Gericht / Entscheidungsdatum: AGH Berlin, Urt. v. 18.09.2024 - II AGH 14/23
Leitsatz des Gerichts:
1. § 32d Satz 2 StPO ist gemäß § 116 Absatz 1 Satz 2 BRAO für das anwaltsgerichtliche Verfahren sinngemäß anzuwenden (entgegen AGH Hamm Urteil vom 21. April 2023 – 2 AGH 10/22).
2. Tritt ein Rechtsanwalt als Betroffener eines anwaltsgerichtlichen Verfahrens in eigener Angelegenheit auf, hat er die für Rechtsanwälte geltenden zwingenden Formvorschriften einzuhalten.
In pp.
Die Berufung des Rechtsanwalts gegen das Urteil des Anwaltsgerichts Berlin vom 5. Juli 2023 – 4 AnwG 11/23 – wird verworfen.
Der Rechtsanwalt trägt die Kosten des Berufungsverfahrens einschließlich seiner notwendigen Auslagen.
Die Revision wird nicht zugelassen.
§§ 322 Absatz 1, 32d Satz 2 StPO in Verbindung mit § 116 Absatz 1 Satz 2 BRAO, §§ 197 Absatz 2 Satz 1, 145 Absatz 2 BRAO
Gründe
I. Das Anwaltsgericht Berlin hat mit Urteil vom 5. Juli 2023 gegen den Rechtsanwalt wegen schuldhaften Verstoßes gegen die Pflicht, seinen Beruf gewissenhaft auszuüben und sich innerhalb des Berufs der Achtung und des Vertrauens, welche die Stellung des Rechtsanwalts erfordert, würdig zu erweisen, insbesondere, als Inhaber des besonderen elektronischen Anwaltspostfaches die für dessen Nutzung erforderlichen technischen Einrichtungen vorzuhalten, die anwaltsgerichtlichen Maßnahmen eines Verweises sowie einer Geldbuße in Höhe von 3.000,00 Euro verhängt.
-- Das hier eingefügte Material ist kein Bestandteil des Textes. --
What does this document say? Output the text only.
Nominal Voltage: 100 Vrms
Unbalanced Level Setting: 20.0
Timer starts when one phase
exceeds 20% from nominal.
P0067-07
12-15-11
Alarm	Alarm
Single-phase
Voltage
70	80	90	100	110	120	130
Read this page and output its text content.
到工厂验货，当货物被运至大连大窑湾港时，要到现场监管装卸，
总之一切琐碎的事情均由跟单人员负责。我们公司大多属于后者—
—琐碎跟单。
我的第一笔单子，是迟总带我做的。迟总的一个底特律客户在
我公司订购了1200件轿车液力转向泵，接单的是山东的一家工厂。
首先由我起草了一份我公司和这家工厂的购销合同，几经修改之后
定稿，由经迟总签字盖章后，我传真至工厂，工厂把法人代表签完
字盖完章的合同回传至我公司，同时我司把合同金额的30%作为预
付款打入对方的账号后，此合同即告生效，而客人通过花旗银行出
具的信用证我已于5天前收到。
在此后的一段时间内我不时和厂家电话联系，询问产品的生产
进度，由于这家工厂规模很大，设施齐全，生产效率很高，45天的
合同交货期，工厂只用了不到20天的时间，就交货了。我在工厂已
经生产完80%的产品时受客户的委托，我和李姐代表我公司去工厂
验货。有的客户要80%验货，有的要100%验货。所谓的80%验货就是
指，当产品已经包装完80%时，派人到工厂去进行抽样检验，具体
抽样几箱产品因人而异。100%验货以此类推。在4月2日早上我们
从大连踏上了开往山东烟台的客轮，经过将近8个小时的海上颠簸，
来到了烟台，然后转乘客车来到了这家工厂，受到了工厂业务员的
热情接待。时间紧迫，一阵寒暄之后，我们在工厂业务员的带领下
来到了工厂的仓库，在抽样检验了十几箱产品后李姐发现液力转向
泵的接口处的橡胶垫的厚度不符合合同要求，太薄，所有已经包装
Dagegen hat der Rechtsanwalt mit per Fax übermitteltem Schriftsatz vom 9. Mai 2023 Berufung eingelegt.
II. Die Berufung ist gemäß § 322 Absatz 1 StPO als unzulässig zu verwerfen. Denn sie entspricht nicht den Formerfordernissen des § 32d Satz 2 StPO in Verbindung mit § 116 Absatz 1 Satz 2 BRAO.
1. Nach der seit dem 1. Januar 2022 geltenden Vorschrift des § 32d Satz 2 StPO, welcher gemäß § 116 Absatz 1 Satz 2 BRAO für das anwaltsgerichtliche Verfahren sinngemäß anzuwenden ist, müssen Verteidiger und Rechtsanwälte die Berufung als elektronisches Dokument übermitteln. Insoweit handelt es sich um eine Form- und Wirksamkeitsvoraussetzung der jeweiligen Prozesshandlung, welche bei Nichteinhaltung deren Unwirksamkeit zur Folge hat (BGH, Beschluss vom 6. Februar 2024 – 6 StR 609/23 –, Rn. 4, juris). Diesen Anforderungen entspricht die am 9. Mai 2023 per Fax übermittelte Berufungsschrift nicht (für per Telefax übermittelte Revisionseinlegung: BGH, Beschluss vom 9. August 2022 – 6 StR 268/22 –, Rn. 3, juris). Die Voraussetzungen eines Ausnahmefalls nach § 32d Satz 3 StPO sind weder dargetan noch sonst ersichtlich. Ohnehin stellt eine Verzögerung bei der Einrichtung des besonderen elektronischen Anwaltsfachs regelmäßig keine vorübergehende technische Unmöglichkeit der elektronischen Übermittlung dar (BGH, Beschluss vom 27. September 2022 – 5 StR 328/22 –, Rn. 2, juris).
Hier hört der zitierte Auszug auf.